There was no time for Garratt Skinner to return; but he gathered himself together on the ridge, ready for a spring. Had Walter Hine toppled over, and swung down the length of the rope, as at any moment he might have done, Garratt Skinner was prepared. He would have jumped down the opposite side of the ice-arete, though how either he or Walter Hine could have regained the ridge he could not tell. Would any one of the party live to return to Courmayeur and tell the tale? But Garratt Skinner knew the risk he took, had counted it up long before ever he brought Walter Hine to Chamonix, and thought it worth while. He did not falter now. All through the morning, indeed, he had been taking risks, risks of which Walter Hine did not dream; with so firm and yet so delicate a step he had moved from crack to crack, from ice-step up to ice-step; with so obedient a response of his muscles, he had drawn himself up over the rounded rocks from ledge to ledge. He shouted again to Pierre Delouvain, and at the same moment began carefully to work backward along the ice-arete. Pierre, however, hurried; Walter Hine heard the guide’s voice behind him, felt himself steadied by his hands. He stooped slowly down, knelt upon the wall, then bestrode it.
“Now, forward,” cried Skinner, and he pulled in the rope. “Forward. We cannot go back!”
Hine clung to the ridge; behind him Pierre Delouvain sat down and held him about the waist. Slowly they worked themselves forward, while Garratt Skinner gathered in the rope in front. The wall narrowed as they advanced, became the merest edge which cut their hands as they clasped it. Hine closed his eyes, his head whirled, he was giddy, he felt sick. He stopped gripping the slope on both sides with his knees, clutching the sharp edge with the palms of his hands.
“I can’t go on! I can’t,” he cried, and he reeled like a novice on the back of a horse.
Garratt Skinner worked back to him.
“Put your arms about my waist, Wallie! Keep your eyes shut! You shan’t fall.”
Walter Hine clung to him convulsively, Pierre Delouvain steadied Hine from behind, and thus they went slowly forward for a long while. Garratt Skinner gripped the edge with the palms of his hands—so narrow was the ridge—the fingers of one hand pointed down one slope, the fingers of the other down the opposite wall. Their legs dangled.
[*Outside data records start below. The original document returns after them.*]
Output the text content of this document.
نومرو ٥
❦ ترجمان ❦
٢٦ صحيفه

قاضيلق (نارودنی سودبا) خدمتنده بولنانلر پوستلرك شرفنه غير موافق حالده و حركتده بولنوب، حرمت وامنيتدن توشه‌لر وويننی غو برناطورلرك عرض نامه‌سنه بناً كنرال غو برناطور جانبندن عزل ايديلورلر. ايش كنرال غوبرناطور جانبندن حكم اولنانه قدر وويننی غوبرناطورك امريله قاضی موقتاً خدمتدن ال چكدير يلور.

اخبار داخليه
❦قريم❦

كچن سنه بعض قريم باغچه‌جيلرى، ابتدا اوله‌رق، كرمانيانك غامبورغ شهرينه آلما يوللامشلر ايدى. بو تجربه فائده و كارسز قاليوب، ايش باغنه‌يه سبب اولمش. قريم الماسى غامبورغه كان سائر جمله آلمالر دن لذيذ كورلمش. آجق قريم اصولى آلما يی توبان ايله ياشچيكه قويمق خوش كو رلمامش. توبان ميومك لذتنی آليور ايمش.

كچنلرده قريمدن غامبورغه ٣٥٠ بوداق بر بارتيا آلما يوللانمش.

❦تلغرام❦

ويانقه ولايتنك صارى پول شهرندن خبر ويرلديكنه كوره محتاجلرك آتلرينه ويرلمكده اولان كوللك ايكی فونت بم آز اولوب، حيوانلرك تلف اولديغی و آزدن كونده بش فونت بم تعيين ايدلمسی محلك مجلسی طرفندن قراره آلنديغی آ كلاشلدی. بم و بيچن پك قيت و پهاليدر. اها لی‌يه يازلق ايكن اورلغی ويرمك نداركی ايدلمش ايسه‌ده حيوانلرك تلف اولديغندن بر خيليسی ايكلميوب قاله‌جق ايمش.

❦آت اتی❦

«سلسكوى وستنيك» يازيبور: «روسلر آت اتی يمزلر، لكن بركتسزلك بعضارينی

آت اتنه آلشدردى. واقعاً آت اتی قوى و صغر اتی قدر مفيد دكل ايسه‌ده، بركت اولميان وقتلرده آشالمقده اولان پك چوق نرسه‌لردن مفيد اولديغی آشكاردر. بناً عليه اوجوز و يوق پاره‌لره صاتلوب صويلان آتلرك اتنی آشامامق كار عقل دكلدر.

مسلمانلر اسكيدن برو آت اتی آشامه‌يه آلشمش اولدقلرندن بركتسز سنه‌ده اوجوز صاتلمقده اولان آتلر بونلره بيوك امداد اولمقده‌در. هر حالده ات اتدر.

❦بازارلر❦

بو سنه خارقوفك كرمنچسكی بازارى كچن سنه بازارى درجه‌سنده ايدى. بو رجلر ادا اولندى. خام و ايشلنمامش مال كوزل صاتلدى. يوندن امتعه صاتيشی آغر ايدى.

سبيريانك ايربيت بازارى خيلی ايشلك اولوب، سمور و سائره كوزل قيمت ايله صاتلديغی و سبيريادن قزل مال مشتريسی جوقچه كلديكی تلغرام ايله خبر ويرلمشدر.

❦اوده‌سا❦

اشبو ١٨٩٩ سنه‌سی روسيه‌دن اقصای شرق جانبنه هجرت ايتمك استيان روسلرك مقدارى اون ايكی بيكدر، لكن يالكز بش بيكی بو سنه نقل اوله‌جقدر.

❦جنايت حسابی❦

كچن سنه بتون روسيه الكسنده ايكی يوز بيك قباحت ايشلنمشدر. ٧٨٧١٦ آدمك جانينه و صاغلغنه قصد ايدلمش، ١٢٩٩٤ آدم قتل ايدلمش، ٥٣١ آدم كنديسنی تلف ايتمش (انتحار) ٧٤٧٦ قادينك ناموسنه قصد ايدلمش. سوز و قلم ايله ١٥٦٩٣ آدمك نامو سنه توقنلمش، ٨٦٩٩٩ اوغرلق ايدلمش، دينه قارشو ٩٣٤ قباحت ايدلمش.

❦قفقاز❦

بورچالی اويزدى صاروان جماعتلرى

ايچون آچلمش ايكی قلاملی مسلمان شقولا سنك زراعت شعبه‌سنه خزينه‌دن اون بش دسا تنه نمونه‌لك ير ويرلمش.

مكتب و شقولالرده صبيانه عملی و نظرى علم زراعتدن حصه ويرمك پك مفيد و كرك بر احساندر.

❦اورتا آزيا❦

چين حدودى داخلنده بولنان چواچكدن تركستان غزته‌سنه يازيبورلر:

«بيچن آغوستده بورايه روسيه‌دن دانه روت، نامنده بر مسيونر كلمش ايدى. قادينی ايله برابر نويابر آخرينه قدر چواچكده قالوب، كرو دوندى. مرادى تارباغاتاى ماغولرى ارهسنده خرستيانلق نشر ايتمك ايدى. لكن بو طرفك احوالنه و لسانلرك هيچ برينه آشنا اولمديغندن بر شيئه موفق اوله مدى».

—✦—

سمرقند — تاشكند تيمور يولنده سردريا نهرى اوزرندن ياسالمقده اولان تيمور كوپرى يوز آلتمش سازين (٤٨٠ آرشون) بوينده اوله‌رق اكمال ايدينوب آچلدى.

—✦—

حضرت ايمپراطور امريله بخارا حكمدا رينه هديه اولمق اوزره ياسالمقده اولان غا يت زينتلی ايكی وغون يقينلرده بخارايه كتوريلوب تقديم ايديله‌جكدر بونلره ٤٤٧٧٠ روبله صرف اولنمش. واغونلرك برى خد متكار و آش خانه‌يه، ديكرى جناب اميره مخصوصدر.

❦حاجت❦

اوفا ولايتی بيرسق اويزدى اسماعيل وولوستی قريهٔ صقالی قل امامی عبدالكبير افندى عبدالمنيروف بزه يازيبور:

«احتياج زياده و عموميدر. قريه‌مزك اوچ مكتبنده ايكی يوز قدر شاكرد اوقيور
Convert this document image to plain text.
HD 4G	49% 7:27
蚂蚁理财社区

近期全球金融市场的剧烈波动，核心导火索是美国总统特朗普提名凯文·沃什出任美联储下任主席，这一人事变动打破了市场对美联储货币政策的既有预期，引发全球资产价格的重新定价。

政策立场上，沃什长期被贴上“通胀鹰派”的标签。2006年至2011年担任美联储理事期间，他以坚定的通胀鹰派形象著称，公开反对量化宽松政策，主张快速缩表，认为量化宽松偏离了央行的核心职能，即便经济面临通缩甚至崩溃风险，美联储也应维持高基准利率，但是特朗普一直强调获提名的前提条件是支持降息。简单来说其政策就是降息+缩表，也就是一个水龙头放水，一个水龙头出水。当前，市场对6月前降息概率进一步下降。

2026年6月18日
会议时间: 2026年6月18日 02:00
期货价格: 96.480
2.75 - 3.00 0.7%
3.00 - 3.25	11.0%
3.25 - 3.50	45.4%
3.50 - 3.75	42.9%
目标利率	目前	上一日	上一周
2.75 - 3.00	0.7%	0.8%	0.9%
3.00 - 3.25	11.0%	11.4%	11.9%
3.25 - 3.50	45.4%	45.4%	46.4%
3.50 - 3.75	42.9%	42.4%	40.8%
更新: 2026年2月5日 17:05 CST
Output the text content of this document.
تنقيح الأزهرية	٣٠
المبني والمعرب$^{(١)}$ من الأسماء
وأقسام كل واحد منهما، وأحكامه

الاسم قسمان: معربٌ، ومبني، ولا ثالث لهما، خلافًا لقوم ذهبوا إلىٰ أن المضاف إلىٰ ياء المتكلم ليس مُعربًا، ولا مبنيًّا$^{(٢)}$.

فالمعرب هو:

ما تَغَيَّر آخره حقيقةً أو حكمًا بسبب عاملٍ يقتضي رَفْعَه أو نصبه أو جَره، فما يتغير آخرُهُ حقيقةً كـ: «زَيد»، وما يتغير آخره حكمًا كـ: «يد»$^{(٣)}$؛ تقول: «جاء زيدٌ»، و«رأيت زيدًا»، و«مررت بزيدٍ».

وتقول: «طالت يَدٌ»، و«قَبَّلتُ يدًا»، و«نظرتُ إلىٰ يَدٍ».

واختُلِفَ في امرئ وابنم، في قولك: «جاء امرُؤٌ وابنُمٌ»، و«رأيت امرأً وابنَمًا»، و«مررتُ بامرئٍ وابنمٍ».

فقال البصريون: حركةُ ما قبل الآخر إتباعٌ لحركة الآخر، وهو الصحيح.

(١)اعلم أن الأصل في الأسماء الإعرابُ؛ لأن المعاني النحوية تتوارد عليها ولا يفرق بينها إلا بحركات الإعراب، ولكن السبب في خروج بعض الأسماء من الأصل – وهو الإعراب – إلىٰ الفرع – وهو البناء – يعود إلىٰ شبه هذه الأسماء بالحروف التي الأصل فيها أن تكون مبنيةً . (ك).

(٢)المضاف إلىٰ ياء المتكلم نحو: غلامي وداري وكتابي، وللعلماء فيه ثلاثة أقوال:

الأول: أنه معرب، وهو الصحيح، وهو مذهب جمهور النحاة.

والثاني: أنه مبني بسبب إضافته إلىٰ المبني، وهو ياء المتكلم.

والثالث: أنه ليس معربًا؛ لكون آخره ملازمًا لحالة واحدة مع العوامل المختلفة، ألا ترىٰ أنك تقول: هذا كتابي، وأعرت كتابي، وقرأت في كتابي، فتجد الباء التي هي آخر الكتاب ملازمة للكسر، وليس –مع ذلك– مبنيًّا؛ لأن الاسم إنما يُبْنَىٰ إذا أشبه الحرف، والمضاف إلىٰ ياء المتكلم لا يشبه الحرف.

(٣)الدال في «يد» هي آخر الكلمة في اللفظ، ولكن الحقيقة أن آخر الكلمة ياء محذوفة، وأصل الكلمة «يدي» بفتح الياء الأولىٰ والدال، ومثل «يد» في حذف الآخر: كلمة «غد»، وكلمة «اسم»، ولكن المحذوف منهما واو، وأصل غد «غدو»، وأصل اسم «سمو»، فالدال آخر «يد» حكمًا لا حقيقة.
At last Walter Hine felt Garratt Skinner loosening his clasped fingers from about his waist. Garratt Skinner stood up, uncoiled the rope, chipped a step or two in the ice and went boldly forward. For a yard or two further Walter Hine straddled on, and then Garratt Skinner cried to him:
“Look up, Wallie. It’s all over.”
Hine looked and saw Garratt Skinner standing upon a level space of snow in the side of the mountain. A moment later he himself was lying in the sun upon the level space. The famous ice-arete was behind them. Walter Hine looked back along it and shuddered. The thin edge of ice curving slightly downward, stretched away to the black rock-tower, in the bright sunlight a thing most beautiful, but most menacing and terrible. He seemed cut off by it from the world. They had a meal upon that level space, and while Hine rested, Pierre Delouvain cast off the rope and went ahead. He came back in a little while with a serious face.